Ce qui n’est pas pour plaire aux opérateurs de la filière. Ceux-ci œuvrent à une banalisation du paiement par carte. Un objectif qui reste largement tributaire de l’élargissement de la population bancarisée, estimée à l’heure actuelle à 25% (32% en incluant Poste Maroc).

Des retombées sur le PNB…

Une étude de Global Insight, traitant de l’impact du paiement électronique sur la croissance économique, a établi que le produit national brut gagne 1 point chaque fois que le paiement par carte remplace à hauteur de 10% les transactions au comptant. De même, le recours à ce mode de paiement permet d’économiser sur les charges de fabrication, de transport et de destruction de la monnaie fiduciaire. Sans compter que le paiement électronique limite le développement de l’économie informelle. L’exemple de la Corée du Sud, dont l’économie informelle a diminué de 4% sous le seul effet de l’usage des cartes de paiement, est souvent mis en avant.

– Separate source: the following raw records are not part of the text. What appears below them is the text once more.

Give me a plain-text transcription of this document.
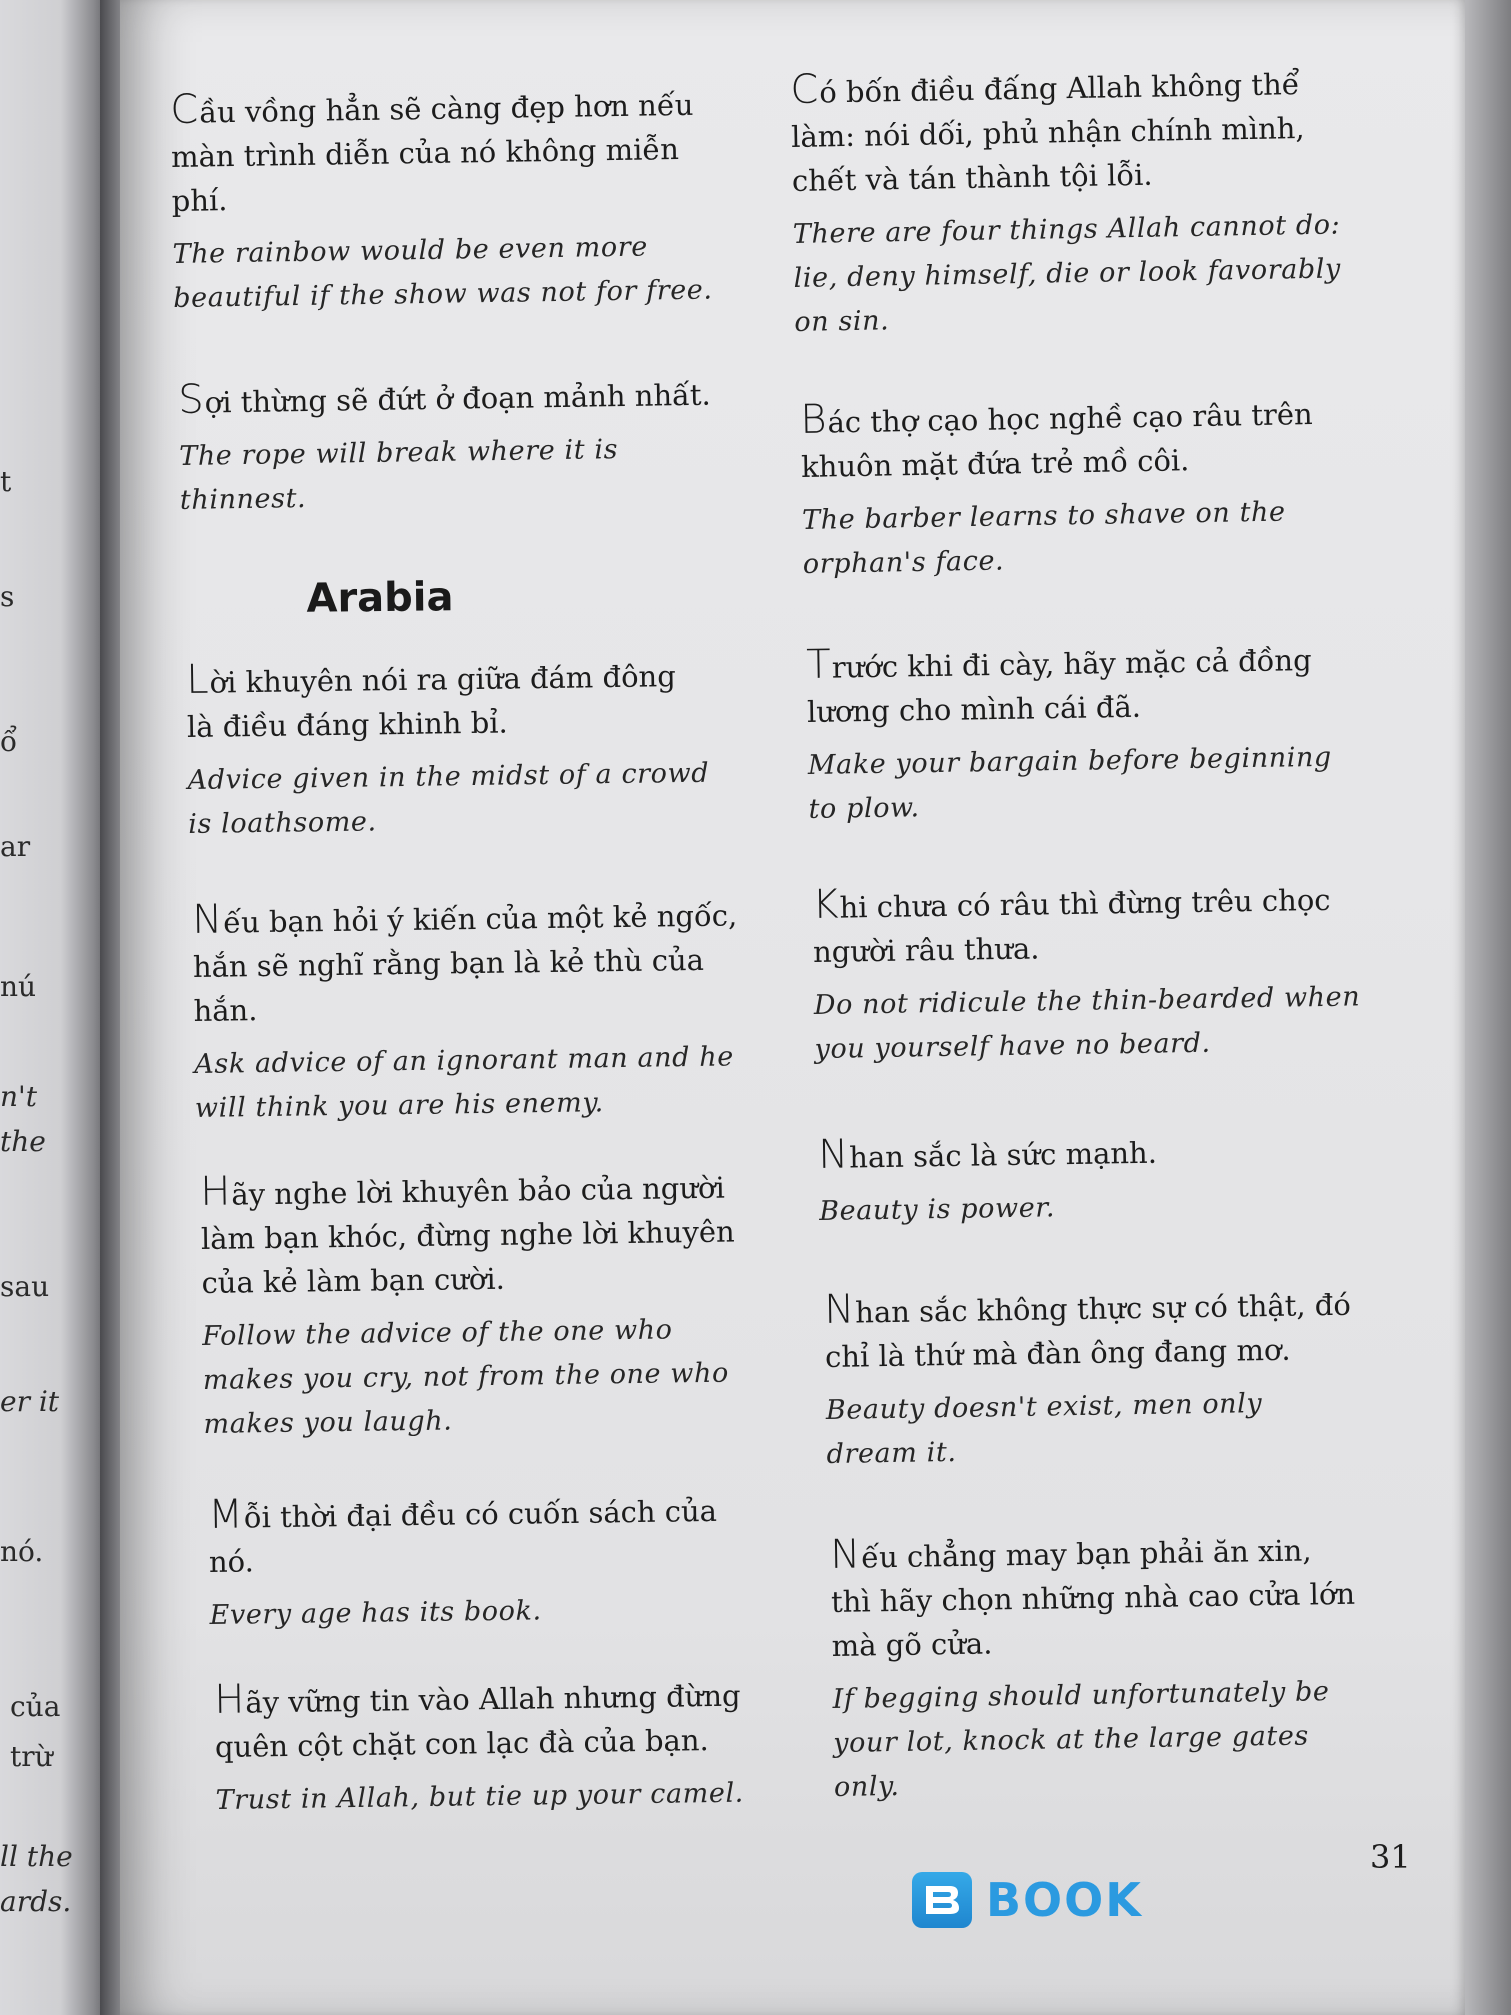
t
s
ổ
ar
nú
n't
the
sau
er it
nó.
của
trừ
ll the
ards.

Cầu vồng hẳn sẽ càng đẹp hơn nếu
màn trình diễn của nó không miễn
phí.

The rainbow would be even more
beautiful if the show was not for free.

Sợi thừng sẽ đứt ở đoạn mảnh nhất.

The rope will break where it is
thinnest.

Lời khuyên nói ra giữa đám đông
là điều đáng khinh bỉ.

Advice given in the midst of a crowd
is loathsome.

Nếu bạn hỏi ý kiến của một kẻ ngốc,
hắn sẽ nghĩ rằng bạn là kẻ thù của
hắn.

Ask advice of an ignorant man and he
will think you are his enemy.

Hãy nghe lời khuyên bảo của người
làm bạn khóc, đừng nghe lời khuyên
của kẻ làm bạn cười.

Follow the advice of the one who
makes you cry, not from the one who
makes you laugh.

Mỗi thời đại đều có cuốn sách của
nó.

Every age has its book.

Hãy vững tin vào Allah nhưng đừng
quên cột chặt con lạc đà của bạn.

Trust in Allah, but tie up your camel.

Arabia

Có bốn điều đấng Allah không thể
làm: nói dối, phủ nhận chính mình,
chết và tán thành tội lỗi.

There are four things Allah cannot do:
lie, deny himself, die or look favorably
on sin.

Bác thợ cạo học nghề cạo râu trên
khuôn mặt đứa trẻ mồ côi.

The barber learns to shave on the
orphan's face.

Trước khi đi cày, hãy mặc cả đồng
lương cho mình cái đã.

Make your bargain before beginning
to plow.

Khi chưa có râu thì đừng trêu chọc
người râu thưa.

Do not ridicule the thin-bearded when
you yourself have no beard.

Nhan sắc là sức mạnh.

Beauty is power.

Nhan sắc không thực sự có thật, đó
chỉ là thứ mà đàn ông đang mơ.

Beauty doesn't exist, men only
dream it.

Nếu chẳng may bạn phải ăn xin,
thì hãy chọn những nhà cao cửa lớn
mà gõ cửa.

If begging should unfortunately be
your lot, knock at the large gates
only.

31
BOOK
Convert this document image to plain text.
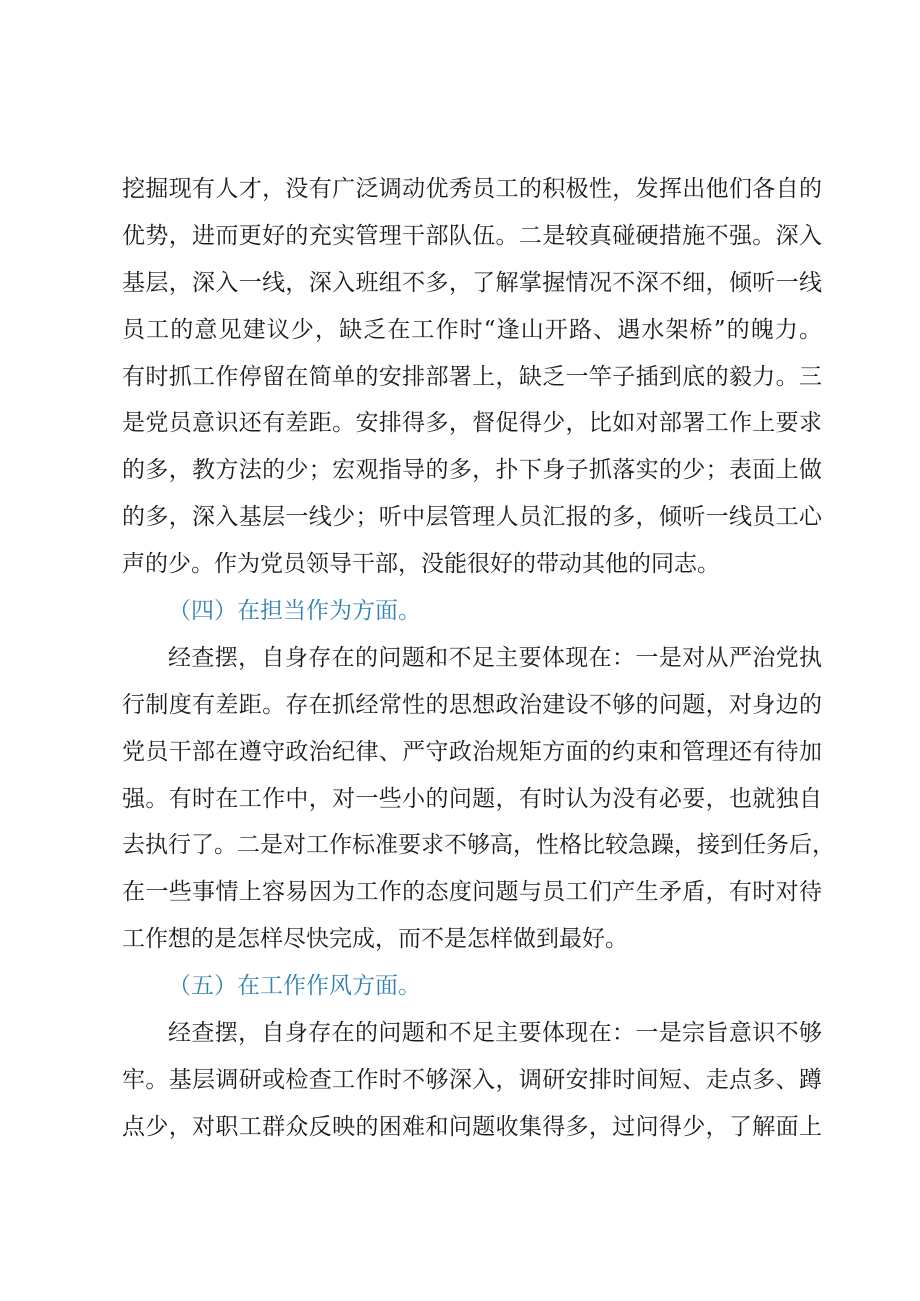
挖掘现有人才，没有广泛调动优秀员工的积极性，发挥出他们各自的
优势，进而更好的充实管理干部队伍。二是较真碰硬措施不强。深入
基层，深入一线，深入班组不多，了解掌握情况不深不细，倾听一线
员工的意见建议少，缺乏在工作时“逢山开路、遇水架桥”的魄力。
有时抓工作停留在简单的安排部署上，缺乏一竿子插到底的毅力。三
是党员意识还有差距。安排得多，督促得少，比如对部署工作上要求
的多，教方法的少；宏观指导的多，扑下身子抓落实的少；表面上做
的多，深入基层一线少；听中层管理人员汇报的多，倾听一线员工心
声的少。作为党员领导干部，没能很好的带动其他的同志。
（四）在担当作为方面。
经查摆，自身存在的问题和不足主要体现在：一是对从严治党执
行制度有差距。存在抓经常性的思想政治建设不够的问题，对身边的
党员干部在遵守政治纪律、严守政治规矩方面的约束和管理还有待加
强。有时在工作中，对一些小的问题，有时认为没有必要，也就独自
去执行了。二是对工作标准要求不够高，性格比较急躁，接到任务后，
在一些事情上容易因为工作的态度问题与员工们产生矛盾，有时对待
工作想的是怎样尽快完成，而不是怎样做到最好。
（五）在工作作风方面。
经查摆，自身存在的问题和不足主要体现在：一是宗旨意识不够
牢。基层调研或检查工作时不够深入，调研安排时间短、走点多、蹲
点少，对职工群众反映的困难和问题收集得多，过问得少，了解面上
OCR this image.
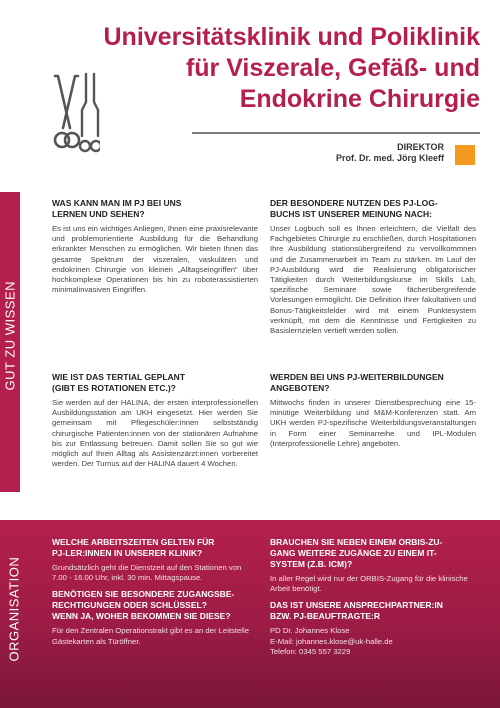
Universitätsklinik und Poliklinik
für Viszerale, Gefäß- und
Endokrine Chirurgie
DIREKTOR
Prof. Dr. med. Jörg Kleeff
GUT ZU WISSEN
WAS KANN MAN IM PJ BEI UNS
LERNEN UND SEHEN?

Es ist uns ein wichtiges Anliegen, Ihnen eine praxisrelevante und problemorientierte Ausbildung für die Behandlung erkrankter Menschen zu ermöglichen. Wir bieten Ihnen das gesamte Spektrum der viszeralen, vaskulären und endokrinen Chirurgie von kleinen „Alltagseingriffen“ über hochkomplexe Operationen bis hin zu roboterassistierten minimalinvasiven Eingriffen.

DER BESONDERE NUTZEN DES PJ-LOG-
BUCHS IST UNSERER MEINUNG NACH:

Unser Logbuch soll es Ihnen erleichtern, die Vielfalt des Fachgebietes Chirurgie zu erschließen, durch Hospitationen Ihre Ausbildung stationsübergreifend zu vervollkommnen und die Zusammenarbeit im Team zu stärken. Im Lauf der PJ-Ausbildung wird die Realisierung obligatorischer Tätigkeiten durch Weiterbildungskurse im Skills Lab, spezifische Seminare sowie fächerübergreifende Vorlesungen ermöglicht. Die Definition Ihrer fakultativen und Bonus-Tätigkeitsfelder wird mit einem Punktesystem verknüpft, mit dem die Kenntnisse und Fertigkeiten zu Basislernzielen vertieft werden sollen.

WIE IST DAS TERTIAL GEPLANT
(GIBT ES ROTATIONEN ETC.)?

Sie werden auf der HALINA, der ersten interprofessionellen Ausbildungsstation am UKH eingesetzt. Hier werden Sie gemeinsam mit Pflegeschüler:innen selbstständig chirurgische Patienten:innen von der stationären Aufnahme bis zur Entlassung betreuen. Damit sollen Sie so gut wie möglich auf Ihren Alltag als Assistenzärzt:innen vorbereitet werden. Der Turnus auf der HALINA dauert 4 Wochen.

WERDEN BEI UNS PJ-WEITERBILDUNGEN
ANGEBOTEN?

Mittwochs finden in unserer Dienstbesprechung eine 15-minütige Weiterbildung und M&M-Konferenzen statt. Am UKH werden PJ-spezifische Weiterbildungsveranstaltungen in Form einer Seminarreihe und IPL-Modulen (Interprofessionelle Lehre) angeboten.

ORGANISATION
WELCHE ARBEITSZEITEN GELTEN FÜR
PJ-LER:INNEN IN UNSERER KLINIK?

Grundsätzlich geht die Dienstzeit auf den Stationen von 7.00 - 16.00 Uhr, inkl. 30 min. Mittagspause.

BENÖTIGEN SIE BESONDERE ZUGANGSBE-
RECHTIGUNGEN ODER SCHLÜSSEL?
WENN JA, WOHER BEKOMMEN SIE DIESE?

Für den Zentralen Operationstrakt gibt es an der Leitstelle Gästekarten als Türöffner.

BRAUCHEN SIE NEBEN EINEM ORBIS-ZU-
GANG WEITERE ZUGÄNGE ZU EINEM IT-
SYSTEM (Z.B. ICM)?

In aller Regel wird nur der ORBIS-Zugang für die klinische Arbeit benötigt.

DAS IST UNSERE ANSPRECHPARTNER:IN
BZW. PJ-BEAUFTRAGTE:R

PD Dr. Johannes Klose

E-Mail: johannes.klose@uk-halle.de

Telefon: 0345 557 3229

Des pistes de développement

Visa International a mené une étude sur les dépenses des Marocains en 2005, tous moyens de paiement confondus. L’objectif était de déterminer des secteurs de développement prioritaires pour le paiement électronique. Il en ressort que les Marocains ont déboursé le plus en impôts avec 2,5 milliards de dollars US (19,8 milliards de DH). Les dépenses au titre des consultations médicales arrivent en seconde position avec près de 1,8 milliard (14,3 milliards de DH). L’équipement ménager et l’habillement absorbent des niveaux de revenu similaires, avec près de 1,4 milliard (11,1 milliards de DH). Plus de 1 milliard $ (9,6 milliards de DH) est dépensé dans les restaurants. Le carburant pèse quant à lui pour plus de 0,5 milliard (près de 4 milliards de DH) dans les budgets marocains.